Il termometro della situazione resta lui, il biennale. Dall’inizio della crisi del credito italiano, poco oltre due settimane fa, il suo rendimento è salito da valori negativi a massimi di oltre il 2,5%, per poi ridiscendere sotto l’1%. Negli ultimi giorni di nuovo un surriscaldamento, sebbene più contenuto, con lo yield tornato all’1,3%. C’è però una differenza: mentre l’“upside” dell’apice di fine maggio si era realizzato nell’arco di poche sedute, quello in corso si manifesta in maniera più lenta e sotto certi profili preoccupante. Al di là dell’analisi puramente grafica della curva, specchio di un’incertezza sulla capacità a breve dell’Italia di sostenere il debito, la situazione apre inattese possibilità per chi fa trading veloce o anche su breve/medio termine. Lo confermano le oscillazioni dei Btp a due anni rispetto ai cavalli di battaglia dei trentennali e oltre.

Il marzo 2020, una storia particolare

Le fluttuazioni del 4,25% scadenza marzo 2020 (Isin IT0004536949) sono emblematiche in tal senso, sebbene il titolo da seguire di più sia quello di cui si scrive successivamente. Il 4,25% è lentamente sceso dagli oltre 110 dell’autunno 2017 ai 108,5 di aprile.
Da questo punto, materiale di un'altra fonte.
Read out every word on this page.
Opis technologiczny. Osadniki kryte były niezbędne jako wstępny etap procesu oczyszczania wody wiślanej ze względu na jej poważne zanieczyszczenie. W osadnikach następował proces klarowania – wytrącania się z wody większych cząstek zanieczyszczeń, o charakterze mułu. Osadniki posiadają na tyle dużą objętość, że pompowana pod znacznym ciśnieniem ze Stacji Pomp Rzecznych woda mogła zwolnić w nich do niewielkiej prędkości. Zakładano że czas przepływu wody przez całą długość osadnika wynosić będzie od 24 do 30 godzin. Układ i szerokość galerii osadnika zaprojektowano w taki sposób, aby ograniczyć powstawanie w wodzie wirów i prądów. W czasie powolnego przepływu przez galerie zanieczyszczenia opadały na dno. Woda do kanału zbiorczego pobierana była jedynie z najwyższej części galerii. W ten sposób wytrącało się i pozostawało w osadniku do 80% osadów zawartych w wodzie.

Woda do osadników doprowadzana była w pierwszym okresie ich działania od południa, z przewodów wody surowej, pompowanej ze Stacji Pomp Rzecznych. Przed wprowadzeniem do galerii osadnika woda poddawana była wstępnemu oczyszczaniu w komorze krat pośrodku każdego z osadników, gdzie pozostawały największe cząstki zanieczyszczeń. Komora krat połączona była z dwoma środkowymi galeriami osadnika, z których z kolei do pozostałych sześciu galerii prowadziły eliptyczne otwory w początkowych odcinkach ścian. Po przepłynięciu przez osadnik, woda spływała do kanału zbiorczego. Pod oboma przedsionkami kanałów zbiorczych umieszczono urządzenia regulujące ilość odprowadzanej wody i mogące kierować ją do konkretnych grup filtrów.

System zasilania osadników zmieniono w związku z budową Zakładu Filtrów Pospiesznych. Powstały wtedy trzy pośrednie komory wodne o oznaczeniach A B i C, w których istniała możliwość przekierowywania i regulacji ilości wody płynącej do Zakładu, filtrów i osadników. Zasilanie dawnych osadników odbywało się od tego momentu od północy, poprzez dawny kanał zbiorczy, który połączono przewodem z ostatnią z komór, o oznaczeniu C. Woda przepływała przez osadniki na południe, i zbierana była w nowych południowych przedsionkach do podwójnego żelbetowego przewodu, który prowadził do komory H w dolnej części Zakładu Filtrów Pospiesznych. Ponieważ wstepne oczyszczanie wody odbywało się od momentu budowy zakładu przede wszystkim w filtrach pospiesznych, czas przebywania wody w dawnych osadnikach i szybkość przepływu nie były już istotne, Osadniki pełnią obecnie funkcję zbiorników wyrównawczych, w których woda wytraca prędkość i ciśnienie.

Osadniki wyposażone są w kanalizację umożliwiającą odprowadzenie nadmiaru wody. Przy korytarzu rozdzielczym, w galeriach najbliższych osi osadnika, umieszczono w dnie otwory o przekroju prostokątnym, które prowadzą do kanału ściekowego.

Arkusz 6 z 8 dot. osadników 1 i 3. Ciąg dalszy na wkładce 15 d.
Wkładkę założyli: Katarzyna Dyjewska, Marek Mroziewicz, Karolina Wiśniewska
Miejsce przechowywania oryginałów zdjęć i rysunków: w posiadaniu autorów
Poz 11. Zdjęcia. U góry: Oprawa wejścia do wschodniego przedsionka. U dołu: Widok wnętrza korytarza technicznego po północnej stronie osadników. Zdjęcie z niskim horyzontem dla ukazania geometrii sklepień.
Sembrava uno sgonfiamento da quasi fine ”tapering” e da prossimo rimborso ma il “downside” delle ultime sedute è risultato sfrenato: minimo a 102,6, definizione di un nuovo supporto a 103,3 ma soprattutto conferma di un movimento ribassista caratterizzato da altissima volatilità. Vediamo alcuni numeri: si sta identificando un’area di trading fra il supporto dei 103,3 e il massimo relativo dei 106,46 con significativi “gap” che il Btp tende solitamente a chiudere nell’arco di poche sedute. Il canale correttivo di medio termine è però delineato in maniera quasi definitiva, con un indicatore preciso di tendenza rappresentato dall’area di estensione dei prezzi, ovvero dalle Bollinger. Il relativo allargamento è del tutto anomalo e non trova riscontro nemmeno in quanto avvenuto nelle fasi più critiche delle ultime crisi. Il fatto poi che il rimbalzino delle recenti sedute non abbia consentito di rompere al rialzo la media mobile a 10 (105,5) rappresenta una causa di ulteriore incertezza. Decisiva ora la permanenza o meno sotto quest’ultima, ottimo indicatore di sentiment in una fase così oscura.